Juvenile Justice

Published — January 13, 2012 Updated — May 19, 2014 at 12:19 pm ET

Georgia’s ‘bootstrapping’ detention of kids for indiscretions

Introduction

Criminal-justice experts in Georgia say that locking up kids for indiscretions like repeat truancy, running away, even underage smoking, could end up costing that state millions in federal aid if these policies aren’t halted.

Read about this detention philosophy, called “bootstrapping,” in a story posted by the Juvenile Justice Information Exchange in Georgia.

The JJIE story cites an expert report commissioned by the Governor’s Office for Children and Families, which you can read here.

As the JJIE’s story describes, some Georgia judges resort to ordering confinement for juveniles if kids fail to comply with a court order to stop a status offense, which is an offense only because a juvenile, not an adult, committed it. These infractions can range from drinking to violating curfews.

Since 1974, Congress has blocked states from locking up kids for more than just a few hours before or after a court hearing on a status offense. An exception allows longer jail time for violating court orders. In Georgia, however, experts found that an increasing number of kids have been confined for failing to stop behaviors as minor as running away. Some judges have even confined kids to help them escape abusive homes or to give them shelter, the report found.

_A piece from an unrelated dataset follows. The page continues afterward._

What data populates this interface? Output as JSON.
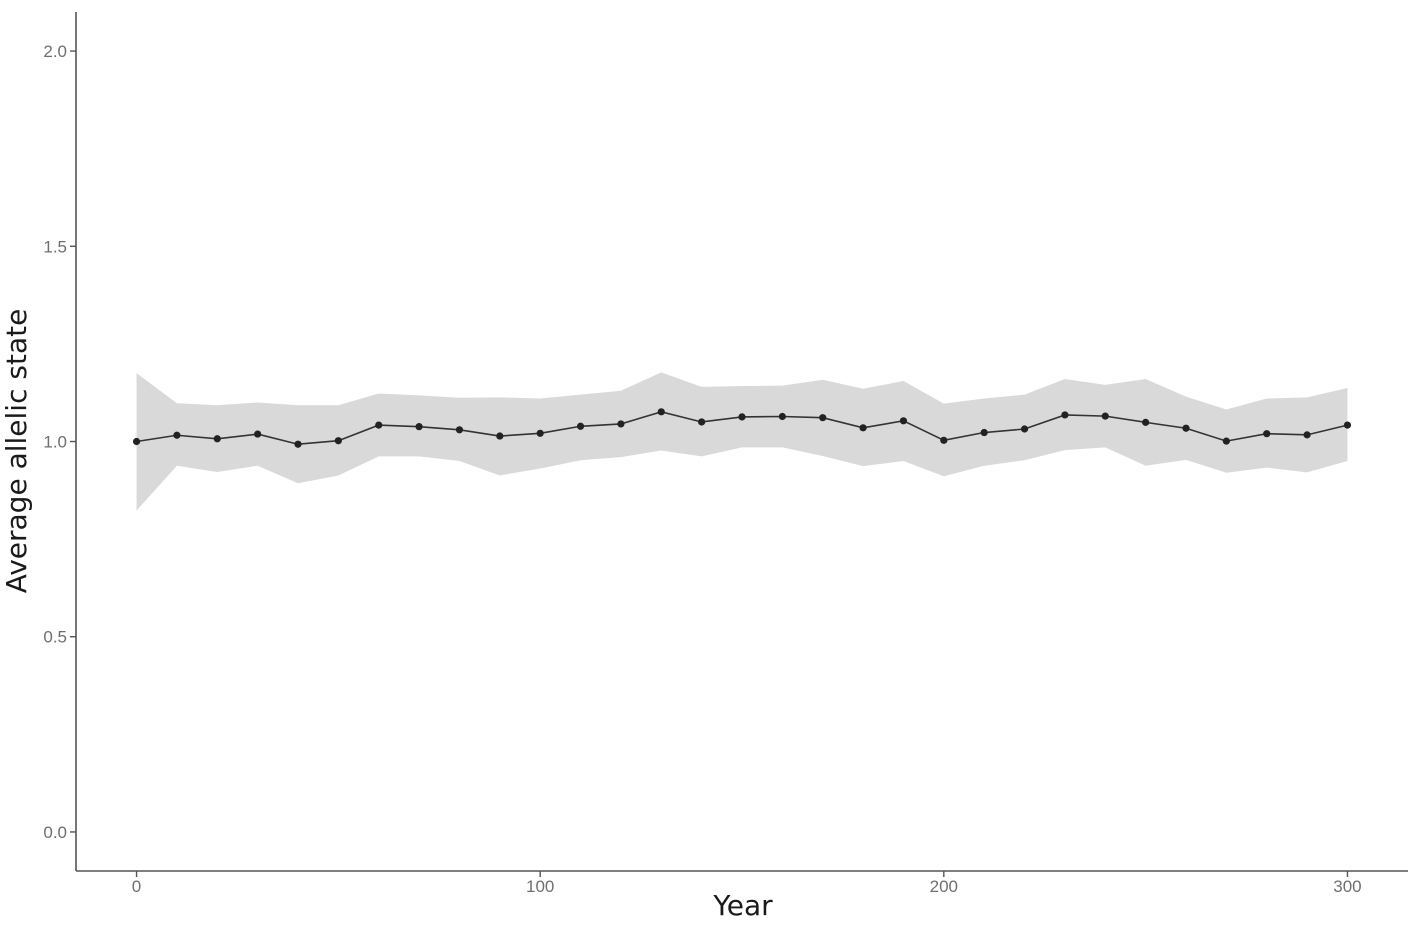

But federal law’s intent is to shield kids who haven’t committed real crimes from sharing detention space with serious young offenders, experts said. And Congress, they said, is poised to possibly tighten up allowances to allow confinement of status offenders. A number of states already forbid such confinements.

Georgia “is putting status offenders in a position to learn from the more criminally sophisticated juvenile delinquents and thus become delinquents themselves,” experts concluded. If federal law specifically prohibits jailing status offenders, they said, the state could risk losing about $2 million dollars a year in juvenile federal aid.

The JJIE story and the expert report delve more into the problem and possible solutions at the state level, where an overhaul of juvenile-justice law is pending.